Astronomers at the University of Toronto have discovered a population of massive stars that have been stripped of their outer hydrogen layer by companion stars.
For over a decade, scientists have theorized that approximately one in three massive stars are stripped of their hydrogen envelope in binary systems (systems where two stars are gravitationally bound to one another). Yet, until now, only one possible candidate had been identified.
The findings, published in Science, shed light on the hot helium stars that are believed to be the origins of hydrogen-poor core-collapse supernovae and neutron star mergers.
“If it turned out that these stars are rare, then our whole theoretical framework for all these different phenomena is wrong, with implications for supernovae, gravitational waves and the light from distant galaxies,” said Maria Drout, assistant professor in the David A. Dunlap department of Astronomy & Astrophysics at the University of Toronto and an associate at the Dunlap Institute for Astronomy & Astrophysics.
“This finding shows these stars really do exist.”
It also opens up possibilities for more detailed research going forward. “For example, predictions for how many neutron star mergers we should see are dependent on the properties of these stars, such as how much material comes off of them in stellar winds,” Drout says. “Now, for the first time, we’ll be able to measure that, whereas people have been extrapolating it before.”
Drout and her colleagues propose that these newly discovered stars will eventually explode as hydrogen-poor supernovae. These star systems are also thought to be necessary to form neutron star mergers.
In fact, the researchers believe that a few objects in their current sample are stripped stars with neutron star or blackhole companions. These objects are at the stage immediately before they become double-neutron-star or neutron-star-plus-blackhole systems that could eventually merge.
“Many stars are part of a cosmic dance with a partner, orbiting each other in a binary system. They’re not solitary giants but part of dynamic duos, interacting and influencing each other throughout their lifetimes,” says Bethany Ludwig, a PhD student in the David A. Dunlap department of Astronomy & Astrophysics and third author on the paper. “Our work sheds light on these fascinating relationships, revealing a universe that is far more interconnected and active than we previously imagined.
“Just as humans are social beings, stars too, especially the massive ones, are rarely alone.”
As stars evolve and expand to become red giants, the hydrogen at the outer edges of one can be stripped by the gravitational pull of its companion star – leaving a very hot helium core exposed. The process can take tens of thousands or even hundreds of thousands of years.
Stripped stars are difficult to find because much of the light they emit is outside of the visible light spectrum and can be obstructed by dust in the universe or outshone by their companion stars.
Drout and her collaborators began their search in 2016. Having studied hydrogen-poor supernovae during her PhD, Drout set out to find the stripped stars thought to be at the heart of these supernovae during a NASA Hubble postdoctoral fellowship at the Observatories of the Carnegie Institution for Science.

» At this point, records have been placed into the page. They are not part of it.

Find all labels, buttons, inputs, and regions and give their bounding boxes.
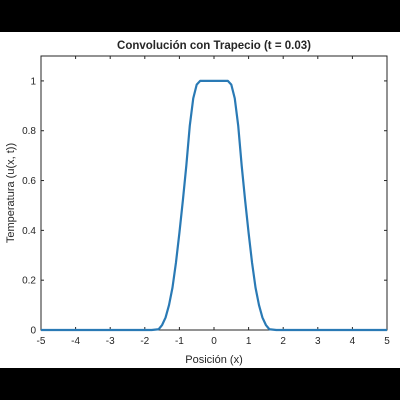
x-tick-label: 4: [350, 336, 356, 347]
y-tick-label: 0.2: [22, 276, 36, 287]
temperature-curve: [41, 79, 387, 332]
x-tick-label: 2: [280, 336, 286, 347]
y-tick-label: 1: [30, 76, 36, 87]
y-tick-label: 0: [30, 326, 36, 337]
x-tick-label: -2: [140, 336, 149, 347]
x-tick-label: 3: [315, 336, 321, 347]
line-chart: -5 -4 -3 -2 -1 0 1 2 3 4 5 0 0.2 0.4 0.6 0.8 1 Convoluc…: [5, 40, 390, 366]
y-tick-label: 0.6: [22, 176, 36, 187]
x-tick-label: 1: [246, 336, 252, 347]
chart-title: Convolución con Trapecio (t = 0.03): [117, 40, 311, 52]
y-tick-label: 0.4: [22, 226, 36, 237]
y-axis-label: Temperatura (u(x, t)): [5, 143, 17, 243]
x-ticks: -5 -4 -3 -2 -1 0 1 2 3 4 5: [37, 56, 390, 347]
y-tick-label: 0.8: [22, 126, 36, 137]
axes-box: [40, 55, 388, 331]
x-tick-label: -5: [37, 336, 46, 347]
y-ticks: 0 0.2 0.4 0.6 0.8 1: [22, 76, 387, 337]
x-tick-label: -4: [71, 336, 80, 347]
x-axis-label: Posición (x): [185, 354, 242, 366]
figure-area: -5 -4 -3 -2 -1 0 1 2 3 4 5 0 0.2 0.4 0.6 0.8 1 Convoluc…: [0, 32, 400, 368]
x-tick-label: -1: [175, 336, 184, 347]
x-tick-label: 5: [384, 336, 390, 347]
x-tick-label: 0: [211, 336, 217, 347]
x-tick-label: -3: [106, 336, 115, 347]
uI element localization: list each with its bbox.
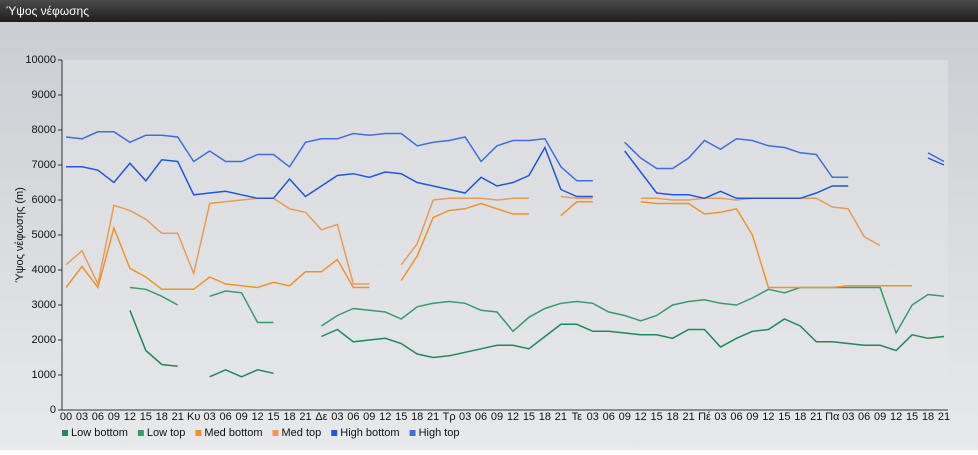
x-tick-label: 15: [778, 411, 790, 423]
x-tick-label: Τρ: [443, 411, 456, 423]
chart-title: Ύψος νέφωσης: [6, 4, 89, 18]
legend-swatch: [62, 430, 68, 436]
x-tick-label: 06: [603, 411, 615, 423]
x-tick-label: 21: [555, 411, 567, 423]
x-tick-label: 21: [810, 411, 822, 423]
series-line: [65, 131, 945, 182]
x-tick-label: 03: [459, 411, 471, 423]
legend-swatch: [137, 430, 144, 436]
y-tick-label: 4000: [32, 264, 56, 276]
x-tick-label: 21: [682, 411, 694, 423]
x-tick-label: 15: [906, 411, 918, 423]
x-tick-label: 12: [379, 411, 391, 423]
x-tick-label: 18: [666, 411, 678, 423]
x-tick-label: 18: [156, 411, 168, 423]
x-tick-label: 09: [746, 411, 758, 423]
x-tick-label: Κυ: [187, 411, 200, 423]
y-axis-label: Ύψος νέφωσης (m): [14, 187, 26, 283]
legend-swatch: [331, 430, 338, 436]
x-tick-label: 06: [730, 411, 742, 423]
title-bar: [0, 0, 978, 22]
y-tick-label: 3000: [32, 299, 56, 311]
legend-label: Low top: [147, 427, 186, 439]
y-tick-label: 2000: [32, 334, 56, 346]
series-line: [65, 201, 913, 291]
y-tick-label: 0: [50, 404, 56, 416]
x-tick-label: 03: [842, 411, 854, 423]
x-tick-label: 06: [858, 411, 870, 423]
x-tick-label: Πέ: [698, 411, 711, 423]
series-line: [66, 145, 945, 200]
legend-label: Med top: [282, 427, 322, 439]
x-tick-label: 21: [172, 411, 184, 423]
x-tick-label: 12: [762, 411, 774, 423]
x-tick-label: 03: [331, 411, 343, 423]
x-tick-label: 15: [267, 411, 279, 423]
y-tick-label: 8000: [32, 124, 56, 136]
y-tick-label: 9000: [32, 89, 56, 101]
x-tick-label: 18: [411, 411, 423, 423]
series-line: [129, 310, 945, 378]
x-tick-label: 12: [890, 411, 902, 423]
x-tick-label: 21: [938, 411, 950, 423]
x-tick-label: 15: [395, 411, 407, 423]
x-tick-label: Τε: [572, 411, 583, 423]
x-tick-label: 12: [635, 411, 647, 423]
x-tick-label: 06: [475, 411, 487, 423]
legend-swatch: [409, 430, 416, 436]
x-tick-label: 09: [491, 411, 503, 423]
x-tick-label: 06: [347, 411, 359, 423]
x-tick-label: 21: [299, 411, 311, 423]
x-tick-label: 15: [523, 411, 535, 423]
legend-label: Med bottom: [204, 427, 262, 439]
x-tick-label: 09: [108, 411, 120, 423]
x-tick-label: 18: [539, 411, 551, 423]
legend-swatch: [195, 430, 202, 436]
x-tick-label: Πα: [825, 411, 840, 423]
x-tick-label: 18: [922, 411, 934, 423]
x-tick-label: 12: [124, 411, 136, 423]
x-tick-label: 18: [794, 411, 806, 423]
x-tick-label: 12: [507, 411, 519, 423]
x-tick-label: 09: [619, 411, 631, 423]
x-tick-label: 00: [60, 411, 72, 423]
series-line: [129, 286, 945, 335]
series-line: [65, 195, 881, 287]
x-tick-label: 03: [204, 411, 216, 423]
x-tick-label: 21: [427, 411, 439, 423]
x-tick-label: 09: [235, 411, 247, 423]
x-tick-label: Δε: [315, 411, 327, 423]
legend-label: High top: [419, 427, 460, 439]
x-tick-label: 18: [283, 411, 295, 423]
x-tick-label: 06: [92, 411, 104, 423]
x-tick-label: 15: [140, 411, 152, 423]
x-tick-label: 12: [251, 411, 263, 423]
plot-area: [62, 60, 948, 410]
legend-swatch: [272, 430, 279, 436]
x-tick-label: 03: [714, 411, 726, 423]
x-tick-label: 15: [651, 411, 663, 423]
y-tick-label: 1000: [32, 369, 56, 381]
legend-label: High bottom: [340, 427, 399, 439]
y-tick-label: 5000: [32, 229, 56, 241]
y-tick-label: 6000: [32, 194, 56, 206]
x-tick-label: 09: [874, 411, 886, 423]
x-tick-label: 06: [220, 411, 232, 423]
x-tick-label: 03: [76, 411, 88, 423]
y-tick-label: 10000: [25, 54, 56, 66]
x-tick-label: 09: [363, 411, 375, 423]
legend-label: Low bottom: [71, 427, 128, 439]
y-tick-label: 7000: [32, 159, 56, 171]
x-tick-label: 03: [587, 411, 599, 423]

The researchers, who include co-author Ylva Götberg, assistant professor at the Institute of Science and Technology Austria, later designed a survey to look in the ultraviolet part of the spectrum where extremely hot stars emit most of their light. Using data from the Swift Ultra-Violet/Optical Telescope, they collected brightness data for millions of stars in the Large and Small Magellanic Clouds, two of the closest galaxies to Earth.
Ludwig, who developed the first wide-field UV catalogue of the Magellanic Clouds, used UV photometry to detect systems with unusual UV emissions – signaling the possible presence of a stripped star.
The team carried out a pilot study of 25 objects, obtaining optical spectroscopy with the Magellan Telescopes at Las Campanas Observatory between 2018 and 2022, and demonstrated that the stars were hot, small, hydrogen-poor, and in binary systems – all consistent with their model predictions.
Currently, the researchers are continuing to study the stars identified in the paper and expanding their search to find more. They will be looking both within our own Milky Way and nearby galaxies with approved programs on the Hubble Space Telescope, the Chandra X-ray Telescope, the Magellan Telescopes and the Anglo-Australian Telescope.
As part of this publication, all theoretical models and data used to identify these stars have been made public and available to other scientists.